NOVA

America's Stone Age Explorers

Student Handout

The Hunt for mtDNA


You are a forensic scientist recruited to help solve a long-standing "missing persons" case. Mitochondrial DNA, or mtDNA for short, is the key to your success.

Procedure

  1. Read the Guidelines for mtDNA Inheritance.

  2. Take careful notes as your teacher describes the important elements of the "Case of the Missing Dung Beetle Biologist." Identify which family members in the Who's Related by mtDNA? pedigree chart should be chosen to donate their mtDNA for comparison with the missing person's mtDNA (the missing person is noted by a question mark).
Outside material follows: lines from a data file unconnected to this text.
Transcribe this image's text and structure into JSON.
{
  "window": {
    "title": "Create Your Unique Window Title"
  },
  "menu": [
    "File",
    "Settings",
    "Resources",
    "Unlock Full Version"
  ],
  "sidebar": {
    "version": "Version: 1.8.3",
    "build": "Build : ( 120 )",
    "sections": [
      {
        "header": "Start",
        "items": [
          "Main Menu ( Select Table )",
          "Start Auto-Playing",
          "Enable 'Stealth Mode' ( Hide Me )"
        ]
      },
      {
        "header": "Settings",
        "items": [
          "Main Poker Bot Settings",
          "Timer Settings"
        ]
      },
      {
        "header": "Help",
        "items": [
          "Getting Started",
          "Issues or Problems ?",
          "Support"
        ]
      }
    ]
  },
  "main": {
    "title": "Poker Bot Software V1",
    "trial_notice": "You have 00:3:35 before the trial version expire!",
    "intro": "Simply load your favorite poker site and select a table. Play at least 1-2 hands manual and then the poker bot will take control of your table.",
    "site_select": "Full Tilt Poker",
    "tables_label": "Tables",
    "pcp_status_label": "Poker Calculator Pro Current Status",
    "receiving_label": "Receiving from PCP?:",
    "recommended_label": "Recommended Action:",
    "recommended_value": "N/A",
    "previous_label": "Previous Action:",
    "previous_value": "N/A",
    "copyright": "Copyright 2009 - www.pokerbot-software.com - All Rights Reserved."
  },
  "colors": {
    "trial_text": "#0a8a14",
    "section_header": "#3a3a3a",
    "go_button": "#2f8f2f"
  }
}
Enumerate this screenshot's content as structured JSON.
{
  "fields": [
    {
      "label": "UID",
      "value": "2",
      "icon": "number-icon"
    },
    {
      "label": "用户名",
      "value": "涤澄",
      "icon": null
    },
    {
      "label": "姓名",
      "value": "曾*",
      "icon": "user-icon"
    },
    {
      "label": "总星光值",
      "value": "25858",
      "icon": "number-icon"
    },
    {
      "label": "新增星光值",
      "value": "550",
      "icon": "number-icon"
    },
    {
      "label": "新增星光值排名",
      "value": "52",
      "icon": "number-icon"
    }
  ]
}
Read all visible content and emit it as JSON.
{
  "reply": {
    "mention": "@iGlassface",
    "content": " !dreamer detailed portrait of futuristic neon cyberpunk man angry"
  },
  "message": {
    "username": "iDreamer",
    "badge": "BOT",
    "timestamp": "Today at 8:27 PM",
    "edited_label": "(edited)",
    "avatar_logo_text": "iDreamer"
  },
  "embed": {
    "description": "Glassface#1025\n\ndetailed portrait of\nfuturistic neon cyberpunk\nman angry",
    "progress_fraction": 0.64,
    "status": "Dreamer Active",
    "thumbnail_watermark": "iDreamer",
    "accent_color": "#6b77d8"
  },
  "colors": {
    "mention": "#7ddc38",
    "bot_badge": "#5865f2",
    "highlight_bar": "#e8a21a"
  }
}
All deceased individuals have been cremated and cannot be sampled for mtDNA.

  3. Connect individuals who share mtDNA from the great-great grandmother by darkening the lines that link them to one another.

  4. Of the individuals connected by dark lines, circle the living relatives who are eligible to be tested for mtDNA.


Questions

Write your answers on a separate sheet of paper.

  1. How many living relatives could provide mtDNA to test against the mtDNA of the discovered remains that are believed to belong to the missing person shown by a question mark in the pedigree chart?

  2. Describe the inheritance pattern of mtDNA.

  3. If two brothers died in a crash, could you use mtDNA to distinguish their remains one from the other? Why or why not?

  4. How far back could you trace a lineage of mtDNA?


Who's Related by mtDNA?

mtDNA chart

mtDNA chart key Guidelines for mtDNA Inheritance

Mitochondrial DNA (mtDNA) is found in each cell's mitochondria, structures that produce ATP, the cell's main energy source. Here are some guidelines about how mtDNA is inherited:

  • mtDNA can only be inherited from a woman.
  • A man can inherit mtDNA from a woman.
  • A man cannot pass mtDNA on to any children.